Pas de nature du tout, ça risque d’être compliqué, notamment pour la nourriture, la qualité de l’air et de l’eau, le plaisir d’avoir des forêts et des fleurs, le chant des oiseaux. Mais honnêtement, perdre les lézards endémiques des Pyrénées avec leurs populations si isolées, le Calomysque de Tsolov, cette souris ne vivant que dans quelques vallées désertiques de Syrie, ou feus les poissons endémiques de la mer d’Aral, au final, quelle importance et quelle conséquence? Pour la vie des humains, apparemment aucune. Pour la planète, minime. Le tic-tac du monde continuera de s’écouler tout pareil, sans qu’on puisse noter de différence dans nos vies. Et on peut aller un peu plus loin, en se faisant un peu peur.
Prenons l’exemple de mon village natal en Gironde. On y trouve surtout des vignes, avec quelques bosquets plus ou moins sauvages, jamais très vieux, des villages de pierre anciens connectés par un dense réseau de routes de campagne.
Imaginons maintenant que la perte de biodiversité actuelle continue drastiquement et que quatre-vingt-dix pourcent des espèces d’oiseaux y disparaissent. Plus d’Alouette lulu, plus de Faucon crécerelle, plus de Mésange nonnette, bleue ou charbonnière, plus de grives, plus de grue en migration, plus de hulotte qui chante la nuit, plus de pic qui attaque les troncs morts, plus de verdier, linotte ou tarin. Tous disparus pour du long terme, très long terme, pour toujours.

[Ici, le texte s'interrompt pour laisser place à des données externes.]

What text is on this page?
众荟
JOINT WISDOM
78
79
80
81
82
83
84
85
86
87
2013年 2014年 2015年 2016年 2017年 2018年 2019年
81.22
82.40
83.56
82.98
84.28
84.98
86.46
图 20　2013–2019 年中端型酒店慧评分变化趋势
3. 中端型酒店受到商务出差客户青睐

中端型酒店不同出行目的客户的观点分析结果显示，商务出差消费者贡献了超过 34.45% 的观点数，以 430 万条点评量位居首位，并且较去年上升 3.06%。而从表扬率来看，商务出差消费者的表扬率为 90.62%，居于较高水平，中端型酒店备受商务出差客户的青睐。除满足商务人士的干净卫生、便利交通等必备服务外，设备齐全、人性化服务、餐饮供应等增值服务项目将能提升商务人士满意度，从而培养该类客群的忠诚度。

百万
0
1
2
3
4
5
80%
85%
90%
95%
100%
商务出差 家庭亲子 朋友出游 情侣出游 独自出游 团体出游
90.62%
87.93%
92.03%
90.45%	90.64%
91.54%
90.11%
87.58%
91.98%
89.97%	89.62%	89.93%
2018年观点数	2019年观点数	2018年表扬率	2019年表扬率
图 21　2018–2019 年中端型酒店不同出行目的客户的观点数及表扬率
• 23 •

Pensons ensuite à la vie quotidienne telle qu’elle est actuellement là-bas mais avec ces oiseaux en moins. Les viticulteurs poursuivent leur travail dans les vignes, les habitants continuent les allers-retours entre leur travail et leur maison, les chasseurs se concentrent sur les perdrix et les faisans d’élevage. On circule de la même façon, on mène la même vie de famille et on continue de se réjouir des soirées entre amis à la maison ou au restaurant, toujours pareil. On a moins d’oiseaux aux mangeoires et ça chante moins dans la campagne. On en parle des fois avec les amis. On s’indigne, on se souvient d’avant, quand il y avait encore la migration des grues ou les mésanges sur le devant des fenêtres. Les enfants et adolescents qui n’ont pas connu ça s’en moquent un peu. Et pour ceux d’entre eux qui ont la fibre naturaliste, il reste encore pas mal de choses à voir avec parfois même des surprises comme un Milan noir de passage ou un Rouge-queue noir. Mais au final rien ne change fondamentalement dans la vie des gens. Alors où est le mal ?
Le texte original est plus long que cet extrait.